RIFORME NELL'URNA O IN BICAMERALE?
Intervista a Ugo Spagnoli, ex-vice-presidente della Consulta di Ida Dominijanni pag.4
Che cosa determina il giudizio della Corte Costituzionale sull'ammissibilità o meno dei quesiti referendari? 'Una serie di elementi - spiega Ugo Spagnoli, ex-vice-presidente della Consulta, che di stagioni referendarie ne ha affrontate e vagliate parecchie. Ad esempio per essere ammessi i quesiti non devono riguardare questioni tributarie nè accordi internazionali.Ma soprattutto devono essere chiari, ovvero nettamente comprensibili dagli elettori.E questo è sempre il punto più delicato, essendo il più discrezionale, e dunque il più soggetto a valutazioni politiche'.
D. Si parla da tempo, almeno dai referendum Segni del '93, di una 'deriva referendaria' della nostra democrazia, cioè di uno snaturamento dell'istituto referendario, usato ormai su questioni che poco si prestano ad essere impostate e decise sulla base di un sì/no.I trenta referendum sui quali rischiamo di essere chiamati a votare a giugno non confermano questa deriva?
R. Personalmente ho sempre difeso l'istituto del referendum, che usato correttamente e su temi appropriati - vale l'esempio classico di quello sul divorzio del 1974 - ha avuto effetti di dispiegamento della democrazia. Ma allora si trattava di temi davvero trasversali, ad alto contenuto etico e simbolico, che legittimavano il ricorso al pronunciamento popolare diretto. Adesso l'uso del referendum sta diventando tutto diverso. Nel caso dei 18 quesiti proposti da Pannella, nessuno dei quali affronta problemi di portata tanto generale da richiedere l'uso eccezionale del referendum, si tratta di un vero e proprio 'pacchetto' programmatico, organico e con un segno coerente che viene sottoposto agli elettori in alternativa al programma di governo. Qui lo strumento referendario risulta davvero snaturato e apre inevitabilmente una deriva plebiscitaria. Il Parlamento ha le sue responsabilità su questo stato di cose: nessun segnale, mentre l'iniziativa di Pannella andava avanti, di voler risolvere per via legislativa
alcuno dei problemi al centro dei 18 referendum.
D. L'istituto del referendum va riformato?

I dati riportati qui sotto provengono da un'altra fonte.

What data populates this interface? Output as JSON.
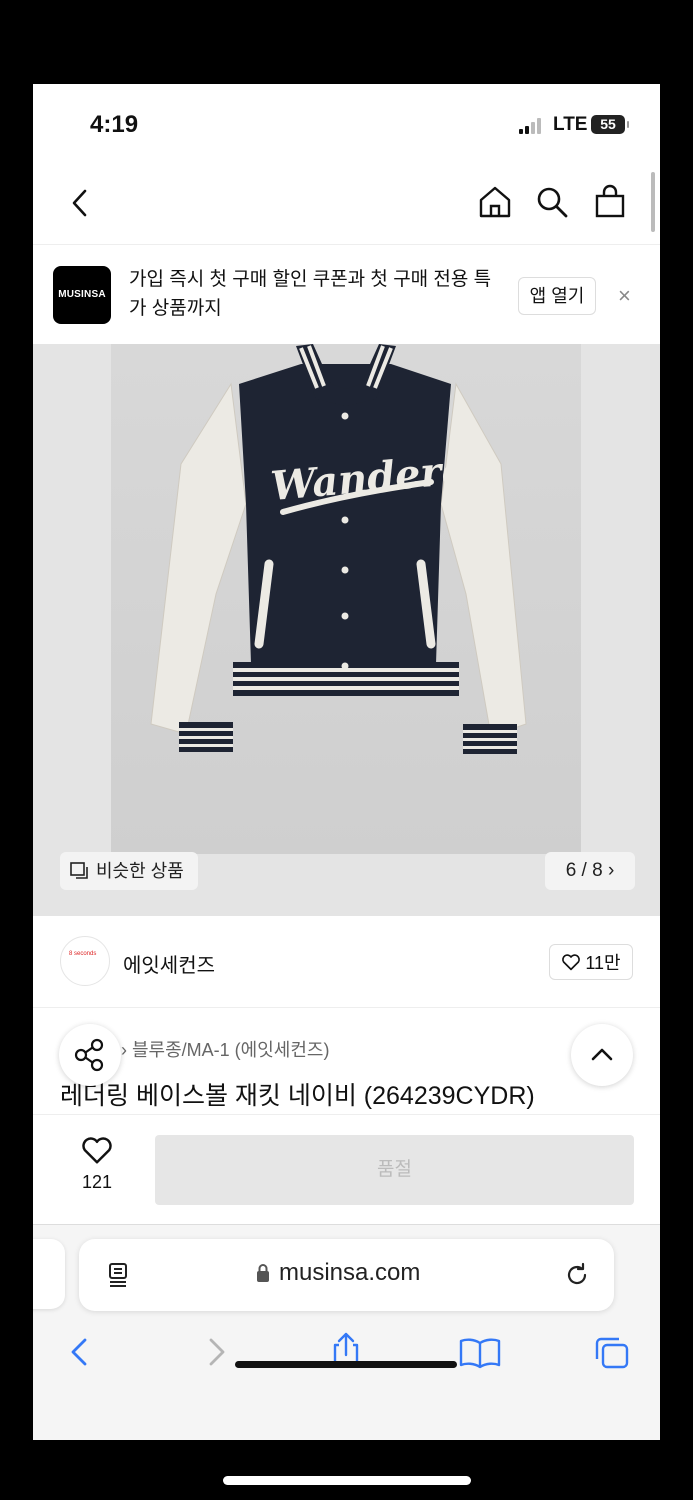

R. E' opportuno forse pensare ad una restrizione del numero di quesiti ammissibili. Dover votare assieme su 18 o 30 referendum su materie diversissime fra loro vuol dire non poter discutere nel merito di nulla: per i cittadini diventa davvero difficile pronunciarsi con cognizione di causa. E poi c'è il cosiddeto 'rischio locomotiva' che cioè il sì o il no sui quesiti più importanti trascini anche il voto su gli altri.
D. C'è una differenza di qualità fra i 18 quesiti di Pannella e i 12 proposti da alcune Regioni?
R. Quelli delle Regioni sono più interessanti e hanno anche dei precedenti, i referendum in materia di abrogazione di alcuni ministeri (con esiti incerti visto che il ministero dell'agricoltura, abrogato referendariamente è stato in realtà mantenuto). ma tutti e trenta i quesiti sono accomunati da un rischio, quello di invadere direttamente il campo della riforma istituzionale che dovrebbe essere proprio della Bicamerale.
D. Appunto. La vera riforma istituzionale rischiamo di farla con l'urna referendaria...
R. Sì, o più precisamente si rischia di avviare un processo parallelo che non potrebbe non ricadere in modo pregiudiziale sui lavori della commissione. La bicamerale non potrebbe non tener conto del risultato - e della stessa ammissibilità - del referendum sull'abolizione della quota proporzionale dell'attuale sistema elettorale. Nè per quanto attiene alla ridefinizione della forma di Stato, potrebbe prescindere dai referendum promossi dalle regioni, tutti a netta impronta federalista.